REVIEW: Impresario (Valerian Ruminski) — Deliberately Constructed Moments (LP)
Sparking to life with a bubbly beat that gives us a taste of easy-going vibes ahead, the positive sentiments of “What a Wonderful Day” are all Impresario has to throw down at the start of Deliberately Constructed Moments to have my attention. The unburdened strut of “What a Wonderful Day” hits a wall with the ominous flow of “Every Moment,” but what remains unchanged is the melodic presence of singer Valerian Ruminski’s incomparable vocal, the brightest star in this record. He’s running head-first into treacherous grooves ala “Dirty Water” like his best life is waiting for him on the other side, and while I knew he was capable of operatic harmonies before I ever sat down to review Deliberately Constructed Moments, I couldn’t have guessed he would be putting them to work as hard as he is in these songs.
“The Dancing Ghost” has a lumbering beat that could put out one of your speakers if you’re listening on a cheap setup, but I think that was a goal Ruminski had all along — invasive sonic might. He’s throwing a lot of weight around via the bottom-end swing of this track as well as the pummeling “Mr. Lonely Heart,” one of my favorite songs here, but he doesn’t sound like he’s wallowing in pop/rock excesses for a second. Contrarily, this is an efficient use of decadence — if there ever was such a thing — and an encouraging look for a burgeoning maximalism movement trying to expand from the physical medium to popular music in 2021.
Don’t let its title fool you — “Deep Purple” is hardly an homage to the heavy metal pioneers, but instead a slow-rolling, smoky nightclub song that brings us right into the palm of Valerian Ruminski’s hand inside of its first twenty seconds. It’s curiously placed next to the ’80s throwbacks “Sandals With Socks,” “Broken Line,” and “Fake News,” all three of which had no trouble getting the blood pumping through my body like a brisk run on a chilly winter morning. The fluidity of this album is never based on aesthetical comradery, but instead the capabilities of its featured player as they’re relentlessly shoved into the spotlight (by his own will, I should note). He doesn’t need bells and whistles to create a flow; after all, I don’t think they’d fit with the vocal and instrumental punch Impresario creates unassisted.

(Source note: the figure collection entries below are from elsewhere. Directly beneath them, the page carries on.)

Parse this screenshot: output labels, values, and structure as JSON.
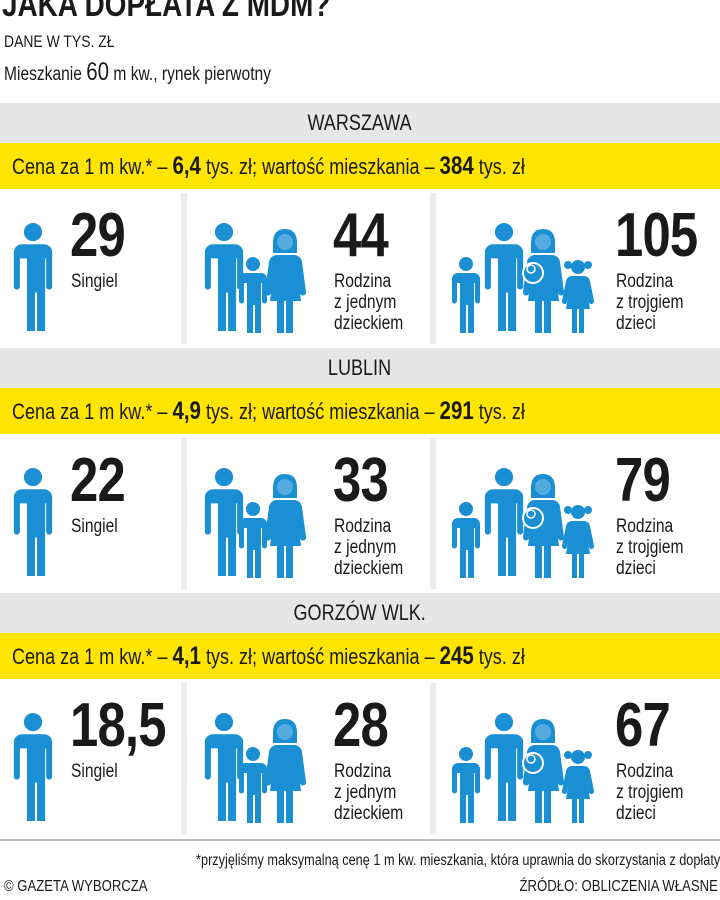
{
  "header": {
    "title": "JAKA DOPŁATA Z MDM?",
    "unit": "DANE W TYS. ZŁ",
    "flat_prefix": "Mieszkanie ",
    "flat_area": "60",
    "flat_suffix": " m kw., rynek pierwotny"
  },
  "colors": {
    "yellow": "#ffe500",
    "blue": "#1a8fd4",
    "band_gray": "#e6e6e6"
  },
  "sections": [
    {
      "city": "WARSZAWA",
      "price_prefix": "Cena za 1 m kw.* – ",
      "price": "6,4",
      "price_mid": " tys. zł; wartość mieszkania – ",
      "value": "384",
      "value_suffix": " tys. zł",
      "items": [
        {
          "amount": "29",
          "label": "Singiel"
        },
        {
          "amount": "44",
          "label": "Rodzina z jednym dzieckiem"
        },
        {
          "amount": "105",
          "label": "Rodzina z trojgiem dzieci"
        }
      ]
    },
    {
      "city": "LUBLIN",
      "price_prefix": "Cena za 1 m kw.* – ",
      "price": "4,9",
      "price_mid": " tys. zł; wartość mieszkania – ",
      "value": "291",
      "value_suffix": " tys. zł",
      "items": [
        {
          "amount": "22",
          "label": "Singiel"
        },
        {
          "amount": "33",
          "label": "Rodzina z jednym dzieckiem"
        },
        {
          "amount": "79",
          "label": "Rodzina z trojgiem dzieci"
        }
      ]
    },
    {
      "city": "GORZÓW WLK.",
      "price_prefix": "Cena za 1 m kw.* – ",
      "price": "4,1",
      "price_mid": " tys. zł; wartość mieszkania – ",
      "value": "245",
      "value_suffix": " tys. zł",
      "items": [
        {
          "amount": "18,5",
          "label": "Singiel"
        },
        {
          "amount": "28",
          "label": "Rodzina z jednym dzieckiem"
        },
        {
          "amount": "67",
          "label": "Rodzina z trojgiem dzieci"
        }
      ]
    }
  ],
  "footer": {
    "note": "*przyjęliśmy maksymalną cenę 1 m kw. mieszkania, która uprawnia do skorzystania z dopłaty",
    "copyright": "© GAZETA WYBORCZA",
    "source": "ŹRÓDŁO: OBLICZENIA WŁASNE"
  }
}
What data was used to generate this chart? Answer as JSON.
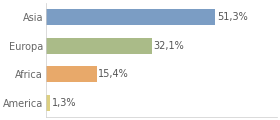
{
  "categories": [
    "Asia",
    "Europa",
    "Africa",
    "America"
  ],
  "values": [
    51.3,
    32.1,
    15.4,
    1.3
  ],
  "labels": [
    "51,3%",
    "32,1%",
    "15,4%",
    "1,3%"
  ],
  "bar_colors": [
    "#7b9dc4",
    "#aabb88",
    "#e8a96a",
    "#ddd080"
  ],
  "background_color": "#ffffff",
  "plot_bg_color": "#ffffff",
  "border_color": "#cccccc",
  "xlim": [
    0,
    70
  ],
  "bar_height": 0.55,
  "label_fontsize": 7.0,
  "category_fontsize": 7.0,
  "label_color": "#555555",
  "category_color": "#666666"
}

“There is a Body” offers up the most stripped-down look of Deliberately Constructed Moments, but its melodic treasures don’t overwhelm us any more than those preceding it in this tracklist. We cross the finish line in the haunting “If the World Runs Out of Love,” and though the cosmetics of this song would have us believing it to be as beat-driven as the other material here, a closer look will reveal how much of a centerpiece, single-caliber listen it is. In a mission to find world peace or something at least close to such a concept, Valerian Ruminski’s Impresario is giving us a mighty fine soundtrack to enjoy this year, but I’d still encourage audiences to give it a thorough analysis to really appreciate what Deliberately Constructed Moments is meant to express.